KSK im Folterknast? Von Jana Frielinghaus

Nach langem unbehelligten Wirken und Wüten im Verborgenen sind sie wieder einmal im Gespräch: Die harten Jungs der Eliteeinheit Kommando Spezialkräfte (KSK), die in Afghanistan ihrem Handwerk nachgehen. Schuld daran ist Murat Kurnaz. Der Bremer türkischer Herkunft war mehr als vier Jahre lang in berüchtigten US-Gefangenenlagern am Hindukusch und in Guantánamo festgehalten worden, weil man ihn verdächtigte, ein Taliban-Kämpfer zu sein, was er stets zurückgewiesen hatte. Erst im August wurde er freigelassen.

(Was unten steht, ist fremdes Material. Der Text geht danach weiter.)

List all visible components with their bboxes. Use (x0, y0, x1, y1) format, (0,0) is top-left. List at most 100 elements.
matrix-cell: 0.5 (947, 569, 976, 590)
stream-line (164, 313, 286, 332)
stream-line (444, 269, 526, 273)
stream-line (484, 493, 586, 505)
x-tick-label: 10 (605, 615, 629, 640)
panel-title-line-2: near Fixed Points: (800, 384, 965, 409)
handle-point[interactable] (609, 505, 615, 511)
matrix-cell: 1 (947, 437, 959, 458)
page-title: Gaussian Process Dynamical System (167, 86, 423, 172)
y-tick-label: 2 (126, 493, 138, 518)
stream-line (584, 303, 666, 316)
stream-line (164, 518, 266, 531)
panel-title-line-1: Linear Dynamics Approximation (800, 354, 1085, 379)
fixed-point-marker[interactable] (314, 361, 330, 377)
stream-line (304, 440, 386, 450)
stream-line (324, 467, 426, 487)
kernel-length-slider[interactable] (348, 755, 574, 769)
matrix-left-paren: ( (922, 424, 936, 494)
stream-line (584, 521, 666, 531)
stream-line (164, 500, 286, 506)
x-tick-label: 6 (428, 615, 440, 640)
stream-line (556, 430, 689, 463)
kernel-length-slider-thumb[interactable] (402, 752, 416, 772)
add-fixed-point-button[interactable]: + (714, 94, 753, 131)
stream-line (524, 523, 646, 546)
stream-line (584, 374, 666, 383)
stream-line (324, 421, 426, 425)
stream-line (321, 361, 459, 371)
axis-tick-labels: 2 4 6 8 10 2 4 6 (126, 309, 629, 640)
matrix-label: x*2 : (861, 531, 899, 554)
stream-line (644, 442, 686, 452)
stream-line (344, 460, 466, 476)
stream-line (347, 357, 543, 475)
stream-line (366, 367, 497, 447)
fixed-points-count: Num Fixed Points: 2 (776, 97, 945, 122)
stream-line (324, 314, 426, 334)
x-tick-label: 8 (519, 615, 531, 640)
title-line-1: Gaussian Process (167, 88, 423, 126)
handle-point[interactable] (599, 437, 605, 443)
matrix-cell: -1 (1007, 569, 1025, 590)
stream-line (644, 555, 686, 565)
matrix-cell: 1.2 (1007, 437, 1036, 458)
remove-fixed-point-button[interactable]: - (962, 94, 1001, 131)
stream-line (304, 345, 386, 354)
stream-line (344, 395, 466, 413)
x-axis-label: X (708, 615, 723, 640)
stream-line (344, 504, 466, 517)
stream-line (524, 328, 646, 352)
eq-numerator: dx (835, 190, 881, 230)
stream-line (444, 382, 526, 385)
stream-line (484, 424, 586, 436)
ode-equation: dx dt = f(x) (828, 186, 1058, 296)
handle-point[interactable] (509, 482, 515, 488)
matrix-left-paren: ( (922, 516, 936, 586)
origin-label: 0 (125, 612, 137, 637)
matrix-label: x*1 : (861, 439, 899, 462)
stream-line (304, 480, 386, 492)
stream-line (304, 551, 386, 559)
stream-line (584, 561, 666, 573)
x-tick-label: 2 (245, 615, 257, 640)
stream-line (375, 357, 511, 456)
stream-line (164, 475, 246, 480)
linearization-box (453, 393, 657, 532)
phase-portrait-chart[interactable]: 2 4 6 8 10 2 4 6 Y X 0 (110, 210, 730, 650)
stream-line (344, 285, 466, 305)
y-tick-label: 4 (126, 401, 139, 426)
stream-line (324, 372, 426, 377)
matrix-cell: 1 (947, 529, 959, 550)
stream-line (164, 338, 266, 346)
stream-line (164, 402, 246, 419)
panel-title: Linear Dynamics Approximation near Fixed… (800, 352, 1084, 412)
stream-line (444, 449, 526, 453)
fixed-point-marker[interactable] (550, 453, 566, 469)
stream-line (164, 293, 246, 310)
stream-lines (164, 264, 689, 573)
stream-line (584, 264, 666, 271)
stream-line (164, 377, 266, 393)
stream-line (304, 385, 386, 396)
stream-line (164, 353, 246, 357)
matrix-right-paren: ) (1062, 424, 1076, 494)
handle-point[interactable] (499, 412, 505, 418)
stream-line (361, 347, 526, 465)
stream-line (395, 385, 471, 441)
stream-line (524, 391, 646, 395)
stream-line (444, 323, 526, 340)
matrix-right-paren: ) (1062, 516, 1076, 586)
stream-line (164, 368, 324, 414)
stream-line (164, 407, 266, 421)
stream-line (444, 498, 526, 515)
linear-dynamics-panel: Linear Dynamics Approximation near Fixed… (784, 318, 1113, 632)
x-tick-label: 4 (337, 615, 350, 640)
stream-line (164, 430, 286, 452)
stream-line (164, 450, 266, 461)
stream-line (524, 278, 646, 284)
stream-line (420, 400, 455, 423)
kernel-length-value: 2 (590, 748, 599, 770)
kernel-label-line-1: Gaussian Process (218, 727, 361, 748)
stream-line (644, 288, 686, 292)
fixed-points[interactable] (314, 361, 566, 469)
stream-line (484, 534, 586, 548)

Einem am Mittwoch vorab veröffentlichten Bericht zufolge sagte Kurnaz dem Magazin Stern, zwei Männer mit der deutschen Flagge am Uniformärmel hätten ihn in einem geheimen US-Gefängnis im afghanischen Kandahar mißhandelt. Er sei hinter zwei Lastwagen geführt worden, und es habe geheißen, zwei Deutsche wollten ihn sehen. Einer der beiden habe ihn an den Haaren gerissen und mit dem Kopf auf den Boden geschlagen. Er habe erklärt: »Wir sind die deutsche Kraft«. Laut Stern handelte es sich bei den Deutschen aller Wahrscheinlichkeit nach um KSK-Angehörige. Sie seien damals die einzigen deutschen Soldaten in Kandahar gewesen.
 
Das Bundesverteidigungsministerium hat nun eine sorgfältige Prüfung der Vorwürfe zugesagt. Ein Ministeriumssprecher betonte jedoch, die »genaue Sachverhaltsdarstellung« werde »einige Zeit in Anspruch nehmen«. Die Oppositionsparteien im Bundestag haben von der Bundesregierung dringend Aufklärung über die fraglichen Vorgänge verlangt. Der FDP-Obmann im Untersuchungsausschuß zu den Geheimdienstaffären, Max Stadler, sagte am Mittwoch in Berlin, eine bloße Kommentierung in Geheimgremien des Parlaments reiche nicht aus. Die stellvertretende Chefin der Linksfraktion, Petra Pau, erklärte, die von Kurnaz beschriebenen Vorgänge seien »ohne Wissen und Duldung der Bundesregierung undenkbar«. Sollten dessen Aussagen stimmen, hätten Zeugen wie Ex-BND-Chef August Hanning und Verfassungsschutzpräsident Heinz Fromm »den Bundestag belogen«, so Pau.
 
Der Vorsitzende des Untersuchungsausschusses, Siegfried Kauder (CDU), nannte die Schilderungen von Kurnaz indes »schlichtweg absurd«. Nach seinen Angaben wird sich der Ausschuß ab Anfang 2007 mit dem Fall Kurnaz beschäftigen. Der Grünen-Obmann im Ausschuß, Hans-Christian Ströbele, plädierte dafür, die Behandlung der Angelegenheit vorzuziehen. Er habe zudem bereits mehrfach Auskunft darüber verlangt, was das KSK eigentlich in Afghanistan mache.
 
Der Anwalt von Kurnaz, der Bremer Jurist Bernhard Docke, erklärte gegenüber der Nachrichtenagentur AFP, es sei völlig unklar, was die Soldaten von Kurnaz gewollt hätten. Er prüft eine Klage gegen die Bundesregierung wegen Freiheitsberaubung durch Unterlassung sowie gegen die zwei Soldaten wegen möglicher Körperverletzung im Amt. Docke sagte, es habe Kurnaz zufolge einen weiteren Besuch eines deutschen Sicherheitsbeamten in Guantánamo gegeben. Abgesehen von dem von der Bundesregierung bestätigten Besuch von Beamten des BND und des Bundesamtes für Verfassungsschutz im September 2002 sei Kurnaz auch im Jahr 2004 von einem deutschen Sicherheitsbeamten vernommen worden.